Now it seems that the trademark for ThumbsTM has become a bargaining chip in the ongoing negotiations between Ebert and his employer, the Domestic Television arm of the Disney Company. Along with the family of his late partner, Gene Siskel (the bald guy), Roger (the fat guy) owns the copyright on the whole "Thumbs Up, Thumbs Down" school of film criticism. This will no doubt sent Hollywood into a frenzy as they attempt to find another way to describe films in the same manner that gladiators were dispatched in the Coliseum. Here in the Bay Area we have "the little man". The movie is rated by the position of the "little man" in his seat. In a recent radio interview, Pat Oswalt was told that the review for "Ratatouille" (for which he voiced the epicurious rat) had the little man jumping out of his seat applauding. He expressed his relief, saying that he was just glad that "the little man didn't have a gun in his mouth."

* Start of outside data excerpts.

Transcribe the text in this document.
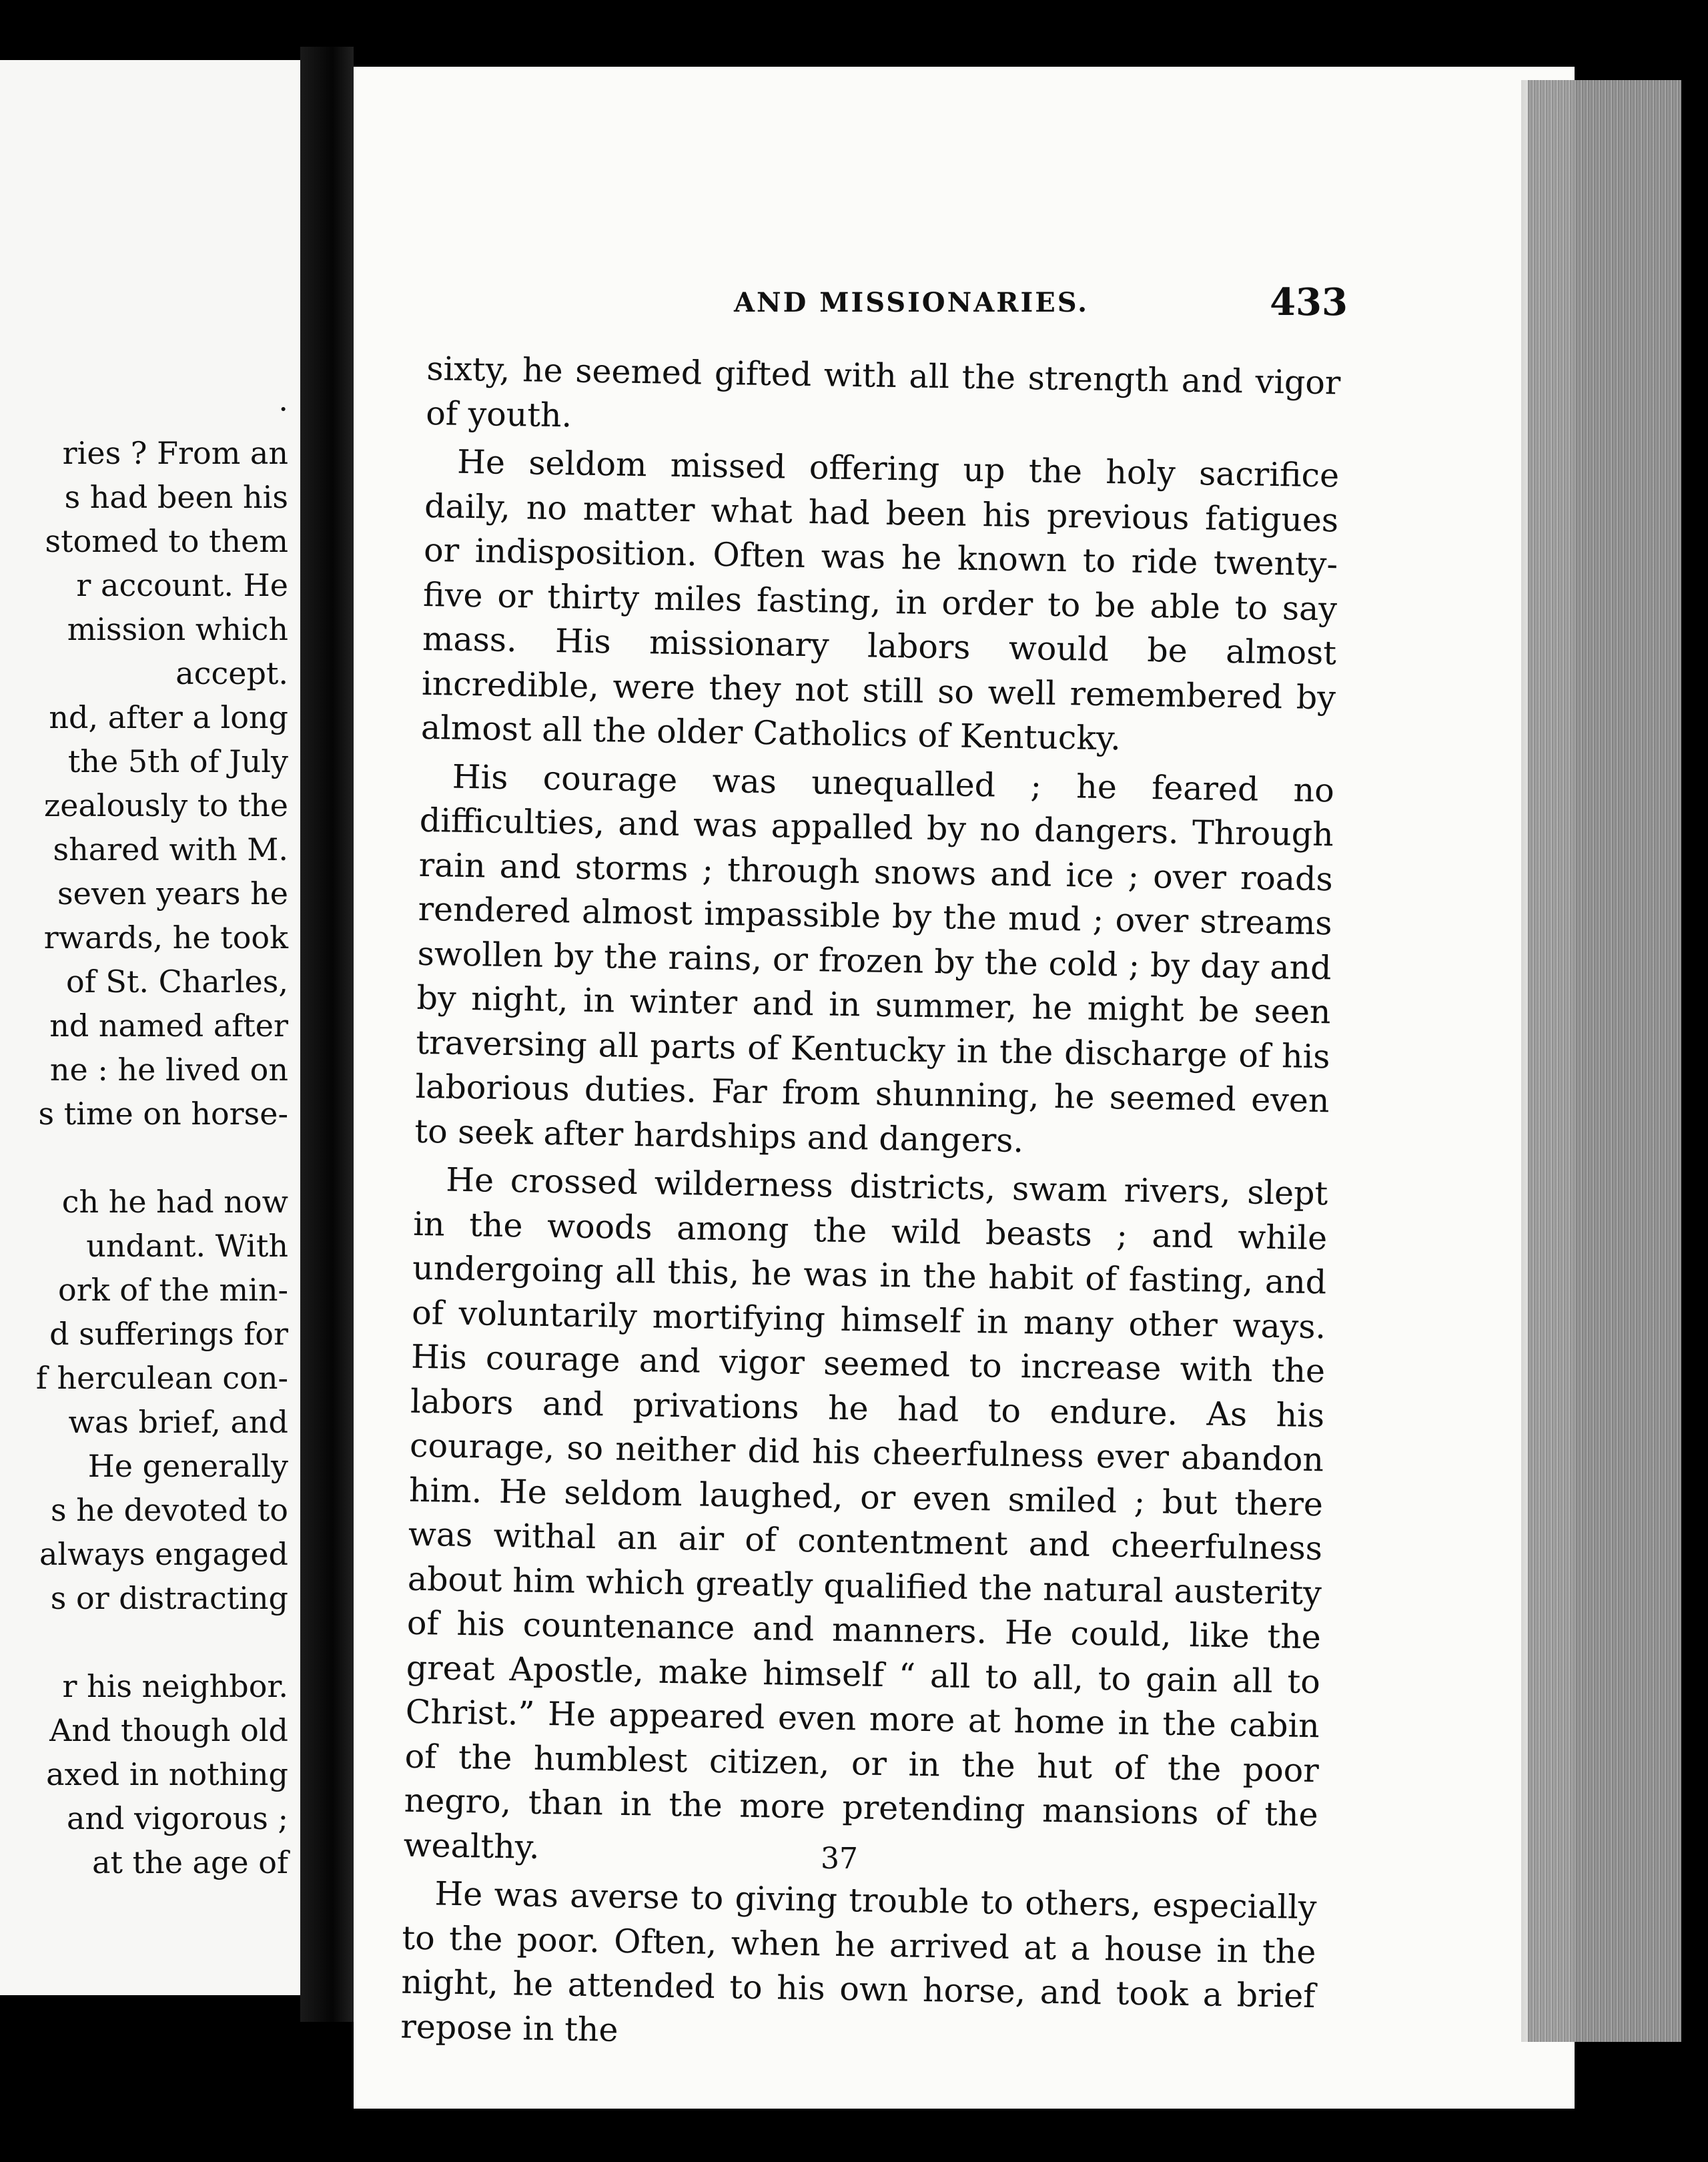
·
ries ? From an
s had been his
stomed to them
r account. He
mission which
accept.
nd, after a long
the 5th of July
zealously to the
shared with M.
seven years he
rwards, he took
of St. Charles,
nd named after
ne : he lived on
s time on horse-
ch he had now
undant. With
ork of the min-
d sufferings for
f herculean con-
was brief, and
He generally
s he devoted to
always engaged
s or distracting
r his neighbor.
And though old
axed in nothing
and vigorous ;
at the age of
AND MISSIONARIES.	433

sixty, he seemed gifted with all the strength and vigor of youth.

He seldom missed offering up the holy sacrifice daily, no matter what had been his previous fatigues or indisposition. Often was he known to ride twenty-five or thirty miles fasting, in order to be able to say mass. His missionary labors would be almost incredible, were they not still so well remembered by almost all the older Catholics of Kentucky.

His courage was unequalled ; he feared no difficulties, and was appalled by no dangers. Through rain and storms ; through snows and ice ; over roads rendered almost impassible by the mud ; over streams swollen by the rains, or frozen by the cold ; by day and by night, in winter and in summer, he might be seen traversing all parts of Kentucky in the discharge of his laborious duties. Far from shunning, he seemed even to seek after hardships and dangers.

He crossed wilderness districts, swam rivers, slept in the woods among the wild beasts ; and while undergoing all this, he was in the habit of fasting, and of voluntarily mortifying himself in many other ways. His courage and vigor seemed to increase with the labors and privations he had to endure. As his courage, so neither did his cheerfulness ever abandon him. He seldom laughed, or even smiled ; but there was withal an air of contentment and cheerfulness about him which greatly qualified the natural austerity of his countenance and manners. He could, like the great Apostle, make himself “ all to all, to gain all to Christ.” He appeared even more at home in the cabin of the humblest citizen, or in the hut of the poor negro, than in the more pretending mansions of the wealthy.

He was averse to giving trouble to others, especially to the poor. Often, when he arrived at a house in the night, he attended to his own horse, and took a brief repose in the

37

When I was a kid, I used to read Pauline Kael's reviews in the New Yorker. It's part of the reason that I loved film so much, and eventually studied it in college. Film criticism has become almost completely a tool for marketing. What possible coincidence can be found in the fact that "Ratatouille", made by DisneyPixarABCGeneralMills, received "Two Thumbs Up"? Film commentary used to be an art in itself, and the earliest reviews of Roger Ebert show a keen observational sense that has been dulled by too many years "in the balcony". In 1975, he won the first Pulitzer Prize awarded for film criticism. I once attended a lecture he gave at the University of Colorado, where he dissected "Casablanca" scene by scene. His love for that film, and for all film, was obvious to anyone there. My wish is that negotiations with the House of Mouse break down entirely, and he has to return to writing about films the way he once did, and maybe we can go back to having discussions about the relative merits of a particular piece of art, not just the number of hats, stars, or direction a digit is extended.